Three countries will collaborate for it

May 5, 2009 20:31 GMT  ·  By

While the Red Planet has gotten a lot of attention from both space agencies and the general public over the past few decades, Mars' moons, Phobos and Deimos, have experienced a lot less of it. A few fly-by flights and some telescope observations make up all the science associated with them. But now, an international effort made up of experts from Canada, Russia and the US is looking at fixing that, by planning a space mission to the Phobos moon alone, for research purposes.

Most astronomers in the international community cannot even agree if the two celestial bodies orbiting the Red Planet are moons, satellites, asteroids that somehow got trapped by Mars' gravity, or maybe even pieces of the planet, blasted off by a comet impact in very much the same way our Moon was formed. Still, because of the importance that their neighbor has, the two moons have gotten little attention over the years. The only country in the world that has been constantly trying to get a spacecraft to Phobos is Russia, but all its efforts, spanning many years, have failed to reach their target, Space reports.

The Russians have a great deal of experience in working with unmanned sample-recovery missions. On our own Moon, they sent a myriad of robotic vehicles between 1959 and 1976, with the sole purpose of landing, collecting samples, and then sending them back home aboard a small spacecraft sitting atop the lander. Erik Galimov, the director of the Institute of Geochemistry and Analytical Chemistry in Moscow, Russia (the institution that houses all lunar samples brought back by Russian missions), says that analyzing soil samples from Phobos or Deimos could yield more insight into how the two bodies formed, and where they came from.
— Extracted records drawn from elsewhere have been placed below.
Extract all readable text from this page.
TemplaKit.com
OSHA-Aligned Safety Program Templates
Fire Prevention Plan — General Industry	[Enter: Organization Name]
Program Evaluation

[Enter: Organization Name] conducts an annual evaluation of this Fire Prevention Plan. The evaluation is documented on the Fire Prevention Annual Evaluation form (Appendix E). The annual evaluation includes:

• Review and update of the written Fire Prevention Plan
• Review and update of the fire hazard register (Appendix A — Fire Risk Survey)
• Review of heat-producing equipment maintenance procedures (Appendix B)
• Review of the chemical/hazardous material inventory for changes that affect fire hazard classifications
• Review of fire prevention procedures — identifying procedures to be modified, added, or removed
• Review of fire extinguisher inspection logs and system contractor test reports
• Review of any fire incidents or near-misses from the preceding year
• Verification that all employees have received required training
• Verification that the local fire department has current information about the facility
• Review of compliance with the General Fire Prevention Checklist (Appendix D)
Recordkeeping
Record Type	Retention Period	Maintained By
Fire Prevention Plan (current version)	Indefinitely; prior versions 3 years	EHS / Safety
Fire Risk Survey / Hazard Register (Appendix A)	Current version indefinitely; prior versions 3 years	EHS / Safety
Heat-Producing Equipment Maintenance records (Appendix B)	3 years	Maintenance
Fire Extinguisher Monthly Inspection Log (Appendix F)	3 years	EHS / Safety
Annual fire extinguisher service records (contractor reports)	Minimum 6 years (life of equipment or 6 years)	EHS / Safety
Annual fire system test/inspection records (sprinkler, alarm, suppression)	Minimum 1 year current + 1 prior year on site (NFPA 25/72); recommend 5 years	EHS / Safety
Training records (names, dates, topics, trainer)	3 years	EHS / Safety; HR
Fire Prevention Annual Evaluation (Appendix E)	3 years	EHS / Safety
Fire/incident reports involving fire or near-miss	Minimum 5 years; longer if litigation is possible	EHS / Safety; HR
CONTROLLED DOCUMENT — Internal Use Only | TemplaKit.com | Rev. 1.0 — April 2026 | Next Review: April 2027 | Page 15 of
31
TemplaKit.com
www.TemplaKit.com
Objectively speaking, it's a lot easier to get to a Martian moon than to the planet itself, mainly because the small rocks have no atmosphere, and a very weak gravitational pull. This means that a lander needs to be less intricate than, say, the Phoenix Mars Lander, with all its heat shields and parachutes to protect it from atmospheric reentry. Still, the minimal cost for a mission to Phobos was calculated at about 72 million US dollars, or 2.4 billion rubles. In addition, costs are driven up by the fact that more and more instruments are being added to the plan. The total count is now up to 11, as opposed to the three or four NASA probes usually carry.